Mit mafiösen Strukturen der legalen Art beschäftigen sich hingegen ein paar spannende Dokumentationen. In „Akte D“ entlarvt das Erste am Montag „Die Macht der Stromkonzerne“ wie Siemens, dessen heutige Macht auch darauf beruht, dass die Energieversorger vor gut 100 Jahren den Markt unter sich aufgeteilt haben und Staat wie Verbraucher bis heute zur Beute machten. Etwas Ähnliches vollzieht sich auch bei Nahrungsmitteln, mit denen die Konzerne ihre Kunden lieber ausbeuten als ernähren. Im Arte-Schwerpunkt „Der große Hunger – der große Durst“, begibt sich Claus Kleber daher Mittwoch auf die Spur des Essens von morgen.
Verblöden statt unterhalten
Ihre Kunden lieber verblöden als unterhalten, das tut zeitgleich RTL2 – und zwar am Beispiel der Fortpflanzung und ihrer Folgen. Mit „Kleines Wunder, großes Glück“ fingiert der, äh, Sender zunächst die Realität des Kinderkriegens, um derlei Neugeborene sodann in „Teenie-Mütter – Wenn Kinder Kinder kriegen“ verächtlich zu machen und im Anschluss auch ihren Nachwuchs vor lachender Kamera abspecken zu lassen („Durch dick und dünn!“). Wäre zynisches Fernsehen Mafia-Sache, RTL2 hieße Camorra.
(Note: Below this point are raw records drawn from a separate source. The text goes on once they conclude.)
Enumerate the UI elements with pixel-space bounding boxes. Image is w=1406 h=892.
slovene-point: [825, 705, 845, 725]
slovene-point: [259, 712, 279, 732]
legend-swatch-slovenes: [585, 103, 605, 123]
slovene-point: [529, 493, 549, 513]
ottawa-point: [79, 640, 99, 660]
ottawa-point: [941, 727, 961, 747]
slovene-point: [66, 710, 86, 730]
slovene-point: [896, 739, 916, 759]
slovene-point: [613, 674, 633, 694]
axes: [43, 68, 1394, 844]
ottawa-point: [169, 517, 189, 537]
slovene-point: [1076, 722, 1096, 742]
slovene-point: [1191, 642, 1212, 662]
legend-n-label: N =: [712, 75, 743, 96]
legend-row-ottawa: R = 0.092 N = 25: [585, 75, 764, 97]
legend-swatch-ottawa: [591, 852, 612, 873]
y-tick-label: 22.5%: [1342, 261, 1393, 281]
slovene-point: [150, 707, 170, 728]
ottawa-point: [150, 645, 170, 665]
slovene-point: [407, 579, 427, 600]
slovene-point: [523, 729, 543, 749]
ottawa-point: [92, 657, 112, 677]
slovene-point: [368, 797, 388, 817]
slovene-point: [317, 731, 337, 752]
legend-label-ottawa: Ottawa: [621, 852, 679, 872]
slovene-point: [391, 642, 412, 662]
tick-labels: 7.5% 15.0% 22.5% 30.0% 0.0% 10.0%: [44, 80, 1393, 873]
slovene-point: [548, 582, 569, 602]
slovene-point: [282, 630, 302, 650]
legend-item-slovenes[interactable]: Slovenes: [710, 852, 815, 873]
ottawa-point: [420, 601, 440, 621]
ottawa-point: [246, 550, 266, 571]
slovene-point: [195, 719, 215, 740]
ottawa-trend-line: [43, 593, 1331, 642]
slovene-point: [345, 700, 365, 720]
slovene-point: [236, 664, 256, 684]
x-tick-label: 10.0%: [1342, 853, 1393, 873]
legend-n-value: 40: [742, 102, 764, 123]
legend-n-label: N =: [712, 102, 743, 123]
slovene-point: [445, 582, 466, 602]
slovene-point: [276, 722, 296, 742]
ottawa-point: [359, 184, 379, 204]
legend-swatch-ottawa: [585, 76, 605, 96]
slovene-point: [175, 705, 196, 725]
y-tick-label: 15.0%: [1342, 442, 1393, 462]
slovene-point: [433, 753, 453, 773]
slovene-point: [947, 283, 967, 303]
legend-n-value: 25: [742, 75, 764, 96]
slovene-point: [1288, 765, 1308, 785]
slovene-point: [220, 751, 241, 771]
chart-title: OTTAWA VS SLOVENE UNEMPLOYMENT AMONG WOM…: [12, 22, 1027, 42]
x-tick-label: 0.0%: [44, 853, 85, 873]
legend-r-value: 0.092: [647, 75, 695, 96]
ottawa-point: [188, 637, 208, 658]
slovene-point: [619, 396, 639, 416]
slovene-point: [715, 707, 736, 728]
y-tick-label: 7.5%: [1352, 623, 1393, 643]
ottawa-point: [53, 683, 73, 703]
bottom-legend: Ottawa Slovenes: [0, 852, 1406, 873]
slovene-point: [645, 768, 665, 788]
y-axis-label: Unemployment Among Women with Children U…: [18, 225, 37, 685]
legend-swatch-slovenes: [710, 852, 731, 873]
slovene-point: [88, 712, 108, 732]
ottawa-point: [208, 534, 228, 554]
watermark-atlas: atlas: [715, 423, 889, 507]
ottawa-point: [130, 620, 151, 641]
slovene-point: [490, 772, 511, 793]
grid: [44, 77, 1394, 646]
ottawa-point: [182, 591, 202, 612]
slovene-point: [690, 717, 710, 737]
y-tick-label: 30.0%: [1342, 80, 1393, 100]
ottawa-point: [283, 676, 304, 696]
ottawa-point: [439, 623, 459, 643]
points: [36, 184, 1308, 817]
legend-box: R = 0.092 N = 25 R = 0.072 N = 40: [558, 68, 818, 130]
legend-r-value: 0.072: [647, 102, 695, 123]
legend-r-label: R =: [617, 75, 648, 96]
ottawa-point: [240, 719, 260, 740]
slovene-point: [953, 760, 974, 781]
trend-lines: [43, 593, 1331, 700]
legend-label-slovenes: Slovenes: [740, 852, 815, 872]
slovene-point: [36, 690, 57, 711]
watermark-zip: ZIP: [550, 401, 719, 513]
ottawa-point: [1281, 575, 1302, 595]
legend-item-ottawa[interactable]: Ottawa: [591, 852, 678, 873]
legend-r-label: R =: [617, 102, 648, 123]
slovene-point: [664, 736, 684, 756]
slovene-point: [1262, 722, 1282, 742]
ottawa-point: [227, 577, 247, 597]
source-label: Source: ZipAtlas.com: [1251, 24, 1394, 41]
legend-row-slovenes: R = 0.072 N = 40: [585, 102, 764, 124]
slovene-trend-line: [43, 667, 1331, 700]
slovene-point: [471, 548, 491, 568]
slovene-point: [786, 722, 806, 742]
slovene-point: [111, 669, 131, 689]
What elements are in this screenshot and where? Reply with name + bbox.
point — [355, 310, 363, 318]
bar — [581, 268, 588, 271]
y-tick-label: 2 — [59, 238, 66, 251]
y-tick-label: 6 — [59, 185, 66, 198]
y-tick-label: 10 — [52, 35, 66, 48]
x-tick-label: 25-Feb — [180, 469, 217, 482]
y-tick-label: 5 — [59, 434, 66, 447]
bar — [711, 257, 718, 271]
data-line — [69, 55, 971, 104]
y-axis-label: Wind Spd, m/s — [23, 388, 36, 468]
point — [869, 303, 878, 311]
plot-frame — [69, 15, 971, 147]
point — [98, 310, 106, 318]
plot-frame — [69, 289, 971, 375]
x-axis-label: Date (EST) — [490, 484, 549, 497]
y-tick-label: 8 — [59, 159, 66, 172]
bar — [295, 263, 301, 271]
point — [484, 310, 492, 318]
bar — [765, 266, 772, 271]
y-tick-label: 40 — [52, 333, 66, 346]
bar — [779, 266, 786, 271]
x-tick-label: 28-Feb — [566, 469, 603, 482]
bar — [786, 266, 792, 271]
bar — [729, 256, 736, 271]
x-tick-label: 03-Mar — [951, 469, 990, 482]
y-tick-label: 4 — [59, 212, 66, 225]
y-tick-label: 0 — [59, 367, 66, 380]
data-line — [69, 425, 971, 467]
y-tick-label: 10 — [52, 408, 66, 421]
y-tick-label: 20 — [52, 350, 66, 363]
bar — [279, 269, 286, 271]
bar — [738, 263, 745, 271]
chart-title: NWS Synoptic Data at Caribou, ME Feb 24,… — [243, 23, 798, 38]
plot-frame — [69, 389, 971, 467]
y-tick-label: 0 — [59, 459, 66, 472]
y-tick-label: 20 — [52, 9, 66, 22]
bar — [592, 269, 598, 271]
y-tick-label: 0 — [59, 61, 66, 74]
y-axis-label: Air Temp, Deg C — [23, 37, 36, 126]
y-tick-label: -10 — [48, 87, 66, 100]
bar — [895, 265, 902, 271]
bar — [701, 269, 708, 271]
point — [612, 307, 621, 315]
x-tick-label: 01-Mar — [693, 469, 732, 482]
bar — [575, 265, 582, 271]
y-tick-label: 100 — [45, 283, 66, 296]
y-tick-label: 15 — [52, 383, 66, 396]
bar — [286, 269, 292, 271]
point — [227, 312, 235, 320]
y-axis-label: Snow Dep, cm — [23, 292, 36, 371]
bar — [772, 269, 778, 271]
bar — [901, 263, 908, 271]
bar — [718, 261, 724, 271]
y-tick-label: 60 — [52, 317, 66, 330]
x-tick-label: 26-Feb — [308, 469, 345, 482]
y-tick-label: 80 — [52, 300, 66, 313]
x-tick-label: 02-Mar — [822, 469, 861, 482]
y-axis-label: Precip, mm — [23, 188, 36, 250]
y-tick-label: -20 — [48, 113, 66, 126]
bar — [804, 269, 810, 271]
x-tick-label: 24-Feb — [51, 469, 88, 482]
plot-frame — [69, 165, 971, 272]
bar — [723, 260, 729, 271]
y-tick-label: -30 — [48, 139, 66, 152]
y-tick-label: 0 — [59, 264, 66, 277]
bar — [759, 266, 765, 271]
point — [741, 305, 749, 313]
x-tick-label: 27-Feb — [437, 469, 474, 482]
Um diesen Würgereiz zu mildern, hilft fast nur: besseres Fernsehen, also die „Tipps der Woche“ wie das legendäre Knastkonzert „Johnny Cash at Folsom Prison“ von 1968 (Dienstag, 22.45 Uhr, BR). Oder noch schöner, Freitag auf EinsFestival: Greta Gerwig als „Frances H.“. Zeitgemäßer war schwarzweiß noch nie.